As difficult as it is to replicate and represent culture in a virtual world, Harper says the professors did an amazing job with such a hard task. The program held virtual cultural activities such as regular discussions of current affairs, Jordanian cuisine, and Arab music and culture. The program organizers also encouraged students to have biweekly conversations with their professors about anything at all – family, friends, or even current movies. Professors invited students to come to Jordan in the future so they could meet up and try the food, explore the markets, and visit the most beautiful cities and cultural historical sites, such as Petra. They went out of their way to forge connections with their students, and did an exceptional job.

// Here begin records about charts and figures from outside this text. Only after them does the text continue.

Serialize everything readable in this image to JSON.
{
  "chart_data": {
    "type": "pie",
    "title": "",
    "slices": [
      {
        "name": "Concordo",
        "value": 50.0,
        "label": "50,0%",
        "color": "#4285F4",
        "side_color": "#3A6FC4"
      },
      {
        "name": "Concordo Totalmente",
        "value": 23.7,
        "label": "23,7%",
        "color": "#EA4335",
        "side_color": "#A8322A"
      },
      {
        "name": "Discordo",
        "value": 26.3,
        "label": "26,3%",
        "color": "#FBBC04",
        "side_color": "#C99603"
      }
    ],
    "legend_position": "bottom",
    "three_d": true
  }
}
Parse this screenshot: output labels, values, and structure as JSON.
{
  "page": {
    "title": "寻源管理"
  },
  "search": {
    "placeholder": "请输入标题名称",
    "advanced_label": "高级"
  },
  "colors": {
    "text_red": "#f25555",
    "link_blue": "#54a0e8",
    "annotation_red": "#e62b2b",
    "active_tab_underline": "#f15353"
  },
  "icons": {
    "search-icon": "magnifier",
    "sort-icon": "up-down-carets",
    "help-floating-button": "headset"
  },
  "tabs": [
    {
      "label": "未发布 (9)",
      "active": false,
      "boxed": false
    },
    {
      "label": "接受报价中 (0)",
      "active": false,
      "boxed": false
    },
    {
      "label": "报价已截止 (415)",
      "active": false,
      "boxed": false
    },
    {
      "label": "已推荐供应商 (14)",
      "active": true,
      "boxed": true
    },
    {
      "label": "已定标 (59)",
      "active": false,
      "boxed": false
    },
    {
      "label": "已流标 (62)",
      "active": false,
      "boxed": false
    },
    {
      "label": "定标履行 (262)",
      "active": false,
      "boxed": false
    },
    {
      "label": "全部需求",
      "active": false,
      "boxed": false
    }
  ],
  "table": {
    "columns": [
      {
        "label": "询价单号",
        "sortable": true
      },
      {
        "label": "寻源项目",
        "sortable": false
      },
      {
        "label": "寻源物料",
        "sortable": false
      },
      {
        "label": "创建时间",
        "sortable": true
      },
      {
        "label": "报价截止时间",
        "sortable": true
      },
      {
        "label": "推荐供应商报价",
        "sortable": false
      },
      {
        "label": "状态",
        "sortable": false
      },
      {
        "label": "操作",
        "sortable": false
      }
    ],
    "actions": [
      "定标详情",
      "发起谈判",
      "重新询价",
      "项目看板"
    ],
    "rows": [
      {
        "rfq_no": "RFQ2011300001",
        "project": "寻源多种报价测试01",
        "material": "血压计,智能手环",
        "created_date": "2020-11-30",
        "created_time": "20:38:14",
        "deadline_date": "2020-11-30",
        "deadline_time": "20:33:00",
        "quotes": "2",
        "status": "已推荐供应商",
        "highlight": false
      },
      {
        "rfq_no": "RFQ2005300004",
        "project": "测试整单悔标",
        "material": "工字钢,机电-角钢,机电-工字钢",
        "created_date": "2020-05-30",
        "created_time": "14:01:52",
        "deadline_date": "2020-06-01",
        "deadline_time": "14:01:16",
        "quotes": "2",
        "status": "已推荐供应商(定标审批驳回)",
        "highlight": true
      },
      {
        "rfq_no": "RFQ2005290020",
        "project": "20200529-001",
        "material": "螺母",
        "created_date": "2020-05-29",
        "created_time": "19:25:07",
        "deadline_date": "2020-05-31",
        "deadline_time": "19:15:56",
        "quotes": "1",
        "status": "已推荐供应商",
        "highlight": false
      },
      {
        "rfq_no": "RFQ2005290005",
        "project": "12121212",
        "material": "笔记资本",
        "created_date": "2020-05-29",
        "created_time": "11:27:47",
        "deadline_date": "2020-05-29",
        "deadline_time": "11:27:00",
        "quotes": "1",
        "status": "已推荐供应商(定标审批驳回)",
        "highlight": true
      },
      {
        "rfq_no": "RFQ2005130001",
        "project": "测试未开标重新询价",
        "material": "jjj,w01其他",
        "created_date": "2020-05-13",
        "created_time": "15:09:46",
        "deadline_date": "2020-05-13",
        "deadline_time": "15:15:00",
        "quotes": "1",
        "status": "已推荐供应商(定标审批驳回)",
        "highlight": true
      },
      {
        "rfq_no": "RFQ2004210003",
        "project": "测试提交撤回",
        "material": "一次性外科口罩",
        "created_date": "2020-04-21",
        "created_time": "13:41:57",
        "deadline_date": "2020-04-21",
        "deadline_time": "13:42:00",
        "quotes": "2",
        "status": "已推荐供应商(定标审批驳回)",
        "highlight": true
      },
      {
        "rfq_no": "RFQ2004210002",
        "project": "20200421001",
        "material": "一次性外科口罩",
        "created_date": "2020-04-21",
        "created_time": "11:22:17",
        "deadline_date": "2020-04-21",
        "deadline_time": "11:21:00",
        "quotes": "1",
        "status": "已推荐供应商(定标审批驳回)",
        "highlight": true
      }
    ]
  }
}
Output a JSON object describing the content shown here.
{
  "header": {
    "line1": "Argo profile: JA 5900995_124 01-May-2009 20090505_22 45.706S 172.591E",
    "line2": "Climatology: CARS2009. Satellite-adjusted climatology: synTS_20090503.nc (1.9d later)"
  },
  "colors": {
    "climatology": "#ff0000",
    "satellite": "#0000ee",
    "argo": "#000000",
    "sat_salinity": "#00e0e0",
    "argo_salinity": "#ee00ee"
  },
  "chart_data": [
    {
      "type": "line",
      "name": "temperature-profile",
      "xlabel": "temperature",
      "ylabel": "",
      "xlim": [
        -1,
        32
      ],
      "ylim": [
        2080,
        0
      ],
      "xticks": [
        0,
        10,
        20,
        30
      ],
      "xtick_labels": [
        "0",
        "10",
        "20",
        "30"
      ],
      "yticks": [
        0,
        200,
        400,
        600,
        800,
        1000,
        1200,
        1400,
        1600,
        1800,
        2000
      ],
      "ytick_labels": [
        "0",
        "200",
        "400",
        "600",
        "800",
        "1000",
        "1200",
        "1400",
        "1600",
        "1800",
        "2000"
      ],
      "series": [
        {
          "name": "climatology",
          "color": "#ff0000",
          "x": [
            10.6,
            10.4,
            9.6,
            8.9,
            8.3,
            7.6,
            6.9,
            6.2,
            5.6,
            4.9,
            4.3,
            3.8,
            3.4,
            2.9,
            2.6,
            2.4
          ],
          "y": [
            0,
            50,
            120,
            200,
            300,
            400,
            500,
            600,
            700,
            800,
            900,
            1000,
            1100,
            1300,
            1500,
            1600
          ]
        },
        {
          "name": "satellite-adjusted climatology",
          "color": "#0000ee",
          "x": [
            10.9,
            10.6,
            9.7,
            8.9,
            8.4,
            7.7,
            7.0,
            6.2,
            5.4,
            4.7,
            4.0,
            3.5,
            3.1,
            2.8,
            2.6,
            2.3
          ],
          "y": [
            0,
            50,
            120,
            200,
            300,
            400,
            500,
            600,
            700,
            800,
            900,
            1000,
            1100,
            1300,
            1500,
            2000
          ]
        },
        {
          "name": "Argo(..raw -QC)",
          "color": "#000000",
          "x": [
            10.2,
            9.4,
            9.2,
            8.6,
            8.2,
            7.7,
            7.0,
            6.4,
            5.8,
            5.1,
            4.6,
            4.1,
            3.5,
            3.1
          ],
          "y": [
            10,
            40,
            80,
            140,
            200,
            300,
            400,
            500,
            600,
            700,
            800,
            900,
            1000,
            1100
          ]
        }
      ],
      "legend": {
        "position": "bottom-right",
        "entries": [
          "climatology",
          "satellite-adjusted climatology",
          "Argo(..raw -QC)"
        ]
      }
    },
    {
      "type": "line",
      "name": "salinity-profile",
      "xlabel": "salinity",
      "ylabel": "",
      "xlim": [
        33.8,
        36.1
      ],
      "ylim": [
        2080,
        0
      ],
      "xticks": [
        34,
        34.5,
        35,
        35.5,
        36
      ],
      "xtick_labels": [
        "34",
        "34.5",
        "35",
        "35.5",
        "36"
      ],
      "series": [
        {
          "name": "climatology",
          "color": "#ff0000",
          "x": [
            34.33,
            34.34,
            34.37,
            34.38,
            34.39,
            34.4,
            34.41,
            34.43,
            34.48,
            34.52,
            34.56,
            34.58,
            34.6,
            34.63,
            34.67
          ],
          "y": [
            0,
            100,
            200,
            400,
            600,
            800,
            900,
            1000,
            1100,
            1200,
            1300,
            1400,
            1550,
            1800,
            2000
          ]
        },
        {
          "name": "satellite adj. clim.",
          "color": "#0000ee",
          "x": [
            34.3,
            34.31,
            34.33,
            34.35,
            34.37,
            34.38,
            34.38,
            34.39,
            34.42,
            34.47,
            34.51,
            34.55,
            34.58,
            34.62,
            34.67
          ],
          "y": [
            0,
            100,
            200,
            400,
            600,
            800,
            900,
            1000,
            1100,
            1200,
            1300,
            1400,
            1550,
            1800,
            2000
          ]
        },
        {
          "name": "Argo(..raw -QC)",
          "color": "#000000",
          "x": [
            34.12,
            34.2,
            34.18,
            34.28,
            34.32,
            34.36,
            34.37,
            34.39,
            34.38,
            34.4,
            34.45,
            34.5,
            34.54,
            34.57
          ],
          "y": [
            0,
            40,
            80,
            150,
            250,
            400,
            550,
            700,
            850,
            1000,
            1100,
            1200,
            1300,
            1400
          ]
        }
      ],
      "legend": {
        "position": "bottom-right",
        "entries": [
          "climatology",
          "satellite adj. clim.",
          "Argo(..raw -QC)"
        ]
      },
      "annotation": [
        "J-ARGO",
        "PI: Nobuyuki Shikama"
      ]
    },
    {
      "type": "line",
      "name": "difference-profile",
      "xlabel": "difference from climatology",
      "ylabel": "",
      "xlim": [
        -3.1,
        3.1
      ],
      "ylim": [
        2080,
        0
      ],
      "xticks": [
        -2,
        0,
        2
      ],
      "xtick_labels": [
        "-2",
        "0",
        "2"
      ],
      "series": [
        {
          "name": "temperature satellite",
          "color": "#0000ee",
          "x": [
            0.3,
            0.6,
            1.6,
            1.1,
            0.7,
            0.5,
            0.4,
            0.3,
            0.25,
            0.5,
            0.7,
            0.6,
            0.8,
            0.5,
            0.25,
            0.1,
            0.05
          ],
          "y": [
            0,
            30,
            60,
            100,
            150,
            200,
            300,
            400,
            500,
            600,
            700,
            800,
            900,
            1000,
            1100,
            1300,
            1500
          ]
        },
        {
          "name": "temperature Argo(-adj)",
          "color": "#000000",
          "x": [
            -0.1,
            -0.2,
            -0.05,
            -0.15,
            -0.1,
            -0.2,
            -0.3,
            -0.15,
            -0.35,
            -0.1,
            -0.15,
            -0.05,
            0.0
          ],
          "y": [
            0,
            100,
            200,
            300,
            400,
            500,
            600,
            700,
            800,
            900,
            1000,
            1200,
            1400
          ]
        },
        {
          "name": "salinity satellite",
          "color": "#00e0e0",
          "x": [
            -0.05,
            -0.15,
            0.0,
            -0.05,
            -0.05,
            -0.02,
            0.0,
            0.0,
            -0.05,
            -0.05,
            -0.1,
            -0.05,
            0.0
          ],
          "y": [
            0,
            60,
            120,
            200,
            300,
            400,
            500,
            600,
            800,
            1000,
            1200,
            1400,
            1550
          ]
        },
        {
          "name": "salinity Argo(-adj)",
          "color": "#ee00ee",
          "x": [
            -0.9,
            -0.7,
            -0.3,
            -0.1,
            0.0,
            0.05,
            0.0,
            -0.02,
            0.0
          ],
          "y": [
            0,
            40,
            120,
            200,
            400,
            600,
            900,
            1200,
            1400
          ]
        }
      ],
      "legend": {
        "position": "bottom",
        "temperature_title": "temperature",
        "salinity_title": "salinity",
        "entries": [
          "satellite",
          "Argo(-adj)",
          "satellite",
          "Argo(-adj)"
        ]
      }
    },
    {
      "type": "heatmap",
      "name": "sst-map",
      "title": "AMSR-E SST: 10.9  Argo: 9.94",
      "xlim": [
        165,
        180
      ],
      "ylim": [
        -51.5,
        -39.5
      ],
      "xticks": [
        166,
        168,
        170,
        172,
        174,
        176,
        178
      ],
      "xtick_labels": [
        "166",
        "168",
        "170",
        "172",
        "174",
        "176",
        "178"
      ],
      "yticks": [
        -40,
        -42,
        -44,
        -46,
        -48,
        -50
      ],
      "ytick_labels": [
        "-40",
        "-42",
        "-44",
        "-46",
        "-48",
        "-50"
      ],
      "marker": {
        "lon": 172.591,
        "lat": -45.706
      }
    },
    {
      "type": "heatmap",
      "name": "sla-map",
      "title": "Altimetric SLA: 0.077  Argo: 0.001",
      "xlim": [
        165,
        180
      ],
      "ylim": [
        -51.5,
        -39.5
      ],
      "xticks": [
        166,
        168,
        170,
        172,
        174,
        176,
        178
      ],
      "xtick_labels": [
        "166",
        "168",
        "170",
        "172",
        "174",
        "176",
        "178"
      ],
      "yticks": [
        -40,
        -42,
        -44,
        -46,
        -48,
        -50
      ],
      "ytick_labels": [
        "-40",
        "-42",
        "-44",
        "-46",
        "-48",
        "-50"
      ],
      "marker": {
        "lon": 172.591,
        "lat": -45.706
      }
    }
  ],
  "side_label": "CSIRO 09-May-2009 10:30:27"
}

To Harper, the most striking part about the whole experience was the degree to which all of his professors were engaged with their classes – a tough thing to do over Zoom, as we all know. It was impressive how they were able to orchestrate virtual classroom activities and promote student participation. According to Harper, it was all the small things that made this virtual experience the best it could possibly be.

Harper was staying in San Diego during this time, so he would have to get up at 5:30 some mornings for his 6:00 class. Because everyone was in different time zones, from the East Coast to Jordan, they had to be patient with various scheduling mishaps. After Jordan’s daylight savings time, both professors and students were confused and ended up late to classes that first day.

Overall, Harper is glad he stuck with virtual abroad. Of course, he would love to visit Jordan someday and experience the culture in person, but having the opportunity to interact with professors and classmates over the summer, even if it was virtual, was far better than sitting at home alone during quarantine. Even today, he still keeps in touch with his professors and classmates over Whatsapp. Virtual abroad may be self-contradictory, but it can still be done successfully and provide a meaningful experience for those who participate.